Final piece of the puzzle for the Single Disciplinary Body

The government has released for consultation the regulations supporting the implementation of the Single Disciplinary Body for financial advisers.

The bill implementing the Single Disciplinary Body was passed by Parliament on 21 October and will come into effect on 1 January 2022.

The regulations:

  • set the criteria for when ASIC must refer matters to the Financial Services and Credit Panel (this will be the new Single Disciplinary Body)
  • specify the administrative sanctions imposed by a panel that must be included on the Financial Adviser Register (FAR)
  • extend the deadline to complete the financial adviser exam to 30 September 2022
  • propose increased fees for the financial adviser exam and registration of financial advisers from 1 January 2022
  • outline the registration, education and training requirements for financial advisers providing tax (financial) advice services.

Referral of matters to the Single Disciplinary Body

The regulations prescribe certain circumstances warranting peer review in which ASIC must in every case convene a disciplinary panel:

  • Where the financial adviser becomes insolvent under administration, is convicted of fraud, or if ASIC reasonably believes that the person is not a fit and proper person to provide financial advice.
  • Where the financial adviser fails to meet the education and training requirements, fails to supervise a provisional financial adviser or provides financial advice while unregistered.
  • Where the adviser has breached a financial services law or been involved in another person’s breach and ASIC forms a reasonable belief that the breach is serious.
  • Where the adviser has at least twice been linked to a refusal or failure to give effect to a determination made by the Australian Financial Complaints Authority and ASIC reasonably believes that the consequences of those refusals or failures are serious.

Outside of these circumstances, ASIC has discretion to convene a discretionary panel. For example, ASIC may exercise its discretion to convene a panel in response to a minor but repeated breach by a financial adviser of a financial services law or a breach of the Code of Ethics.

What sanctions will be included on the FAR?

The regulations prescribe the following sanctions that must be included on the FAR:

  • Orders to suspend or prohibit a financial adviser’s registration.
  • Directions to undertake specific training, counselling or supervision or to report specified matters to ASIC. However, first time offences will not be listed.

Importantly, warnings or reprimands issued by ASIC or a panel will never be included on the FAR.

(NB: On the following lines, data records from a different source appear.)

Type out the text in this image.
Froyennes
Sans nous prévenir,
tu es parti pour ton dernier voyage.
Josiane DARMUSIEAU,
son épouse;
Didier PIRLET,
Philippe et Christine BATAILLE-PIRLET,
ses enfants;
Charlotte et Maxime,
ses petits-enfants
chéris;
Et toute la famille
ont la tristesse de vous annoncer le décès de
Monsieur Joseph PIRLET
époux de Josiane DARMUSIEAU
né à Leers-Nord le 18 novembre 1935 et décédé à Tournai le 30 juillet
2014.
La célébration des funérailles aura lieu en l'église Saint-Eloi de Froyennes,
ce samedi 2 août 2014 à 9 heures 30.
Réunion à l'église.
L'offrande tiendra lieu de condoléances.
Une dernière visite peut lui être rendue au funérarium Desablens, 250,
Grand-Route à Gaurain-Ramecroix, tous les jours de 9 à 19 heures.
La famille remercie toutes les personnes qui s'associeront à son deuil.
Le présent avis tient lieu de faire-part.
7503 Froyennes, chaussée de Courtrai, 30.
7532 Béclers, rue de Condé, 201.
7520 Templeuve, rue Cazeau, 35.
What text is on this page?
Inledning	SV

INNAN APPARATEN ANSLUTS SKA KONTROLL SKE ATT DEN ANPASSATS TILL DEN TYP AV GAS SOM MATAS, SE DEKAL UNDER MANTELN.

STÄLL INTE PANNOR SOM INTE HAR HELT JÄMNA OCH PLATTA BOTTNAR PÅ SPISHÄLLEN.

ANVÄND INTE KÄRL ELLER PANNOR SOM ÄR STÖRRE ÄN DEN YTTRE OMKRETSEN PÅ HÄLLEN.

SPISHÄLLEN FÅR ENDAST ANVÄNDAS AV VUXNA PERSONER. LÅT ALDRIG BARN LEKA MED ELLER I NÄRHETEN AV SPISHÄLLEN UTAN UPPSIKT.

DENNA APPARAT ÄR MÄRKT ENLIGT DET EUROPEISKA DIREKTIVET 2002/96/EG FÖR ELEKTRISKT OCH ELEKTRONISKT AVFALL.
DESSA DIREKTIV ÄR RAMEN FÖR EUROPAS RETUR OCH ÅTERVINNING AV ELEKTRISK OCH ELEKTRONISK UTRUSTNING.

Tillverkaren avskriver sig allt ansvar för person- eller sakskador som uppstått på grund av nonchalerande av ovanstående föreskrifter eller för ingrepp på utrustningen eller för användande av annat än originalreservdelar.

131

Extending the exam deadline and new exam fees

In good news, financial advisers who have sat the exam at least twice before 1 January 2022 will have until 1 October 2022 to sit and pass the exam. Financial advisers who have not sat the exam at all or only sat it once before 1 January 2022 cannot take advantage of the extension of the exam cut-off date. Those advisers must sit and pass the exam by 1 January 2022 to continue to provide personal advice to retail clients after that date.

There will be greater flexibility provided to financial advisers planning to sit the exam in 2022 – the three-month waiting period to register to take the exam again has been removed and alternative methods for taking the exam including in person, virtually or through alternative arrangements are allowed.

Nothing else about the exam has changed except for the cost. The knowledge areas that the exam tests remain the same as do the number of questions and their format as well as the time allowed to complete the exam. The cost to sit the exam has increased significantly to $948 per sitting, up from the existing fee of $540. An additional $218 fee will apply for ASIC to “review the marking of one or more answers to the written-style responses (non-multiple-choice questions) in an exam”. The government has argued that this is due to the increased costs per head to hold the exam next year resulting from the reduced numbers of advisers left to sit.

Registration, education and training requirements for financial advisers providing tax (financial) advice services

The regulations set education and training requirements for the provision of tax (financial) advice services by financial advisers. The additional requirements will not apply to those financial advisers who are registered as tax (financial) advisers before 1 January 2022 or who have lodged their application with the Tax Practitioners Board before that date.

This means that financial advisers (relevant providers) who provide tax financial advice, including incidental tax advice (for example, franking credits, CGT) must be registered with the Tax Practitioners Board before 31 December 2021 to take advantage of the grandfathering provisions. There are complex transitional arrangements that apply to tax (financial) advisers providing tax (financial) advice services from 1 January 2022. Those who provide tax financial advice to wholesale clients need to understand the new pathways set out in the regulations to ensure they can continue to provide such advice.

Tax (financial) advisers should be on the look-out for communications from the Tax Practitioners Board to ensure they do what they need to transition.

Stakeholders had until 15 October 2021 to provide feedback on the exposure draft documents.

The exposure draft regulations and legislative instrument can be found here.

This article is general information only.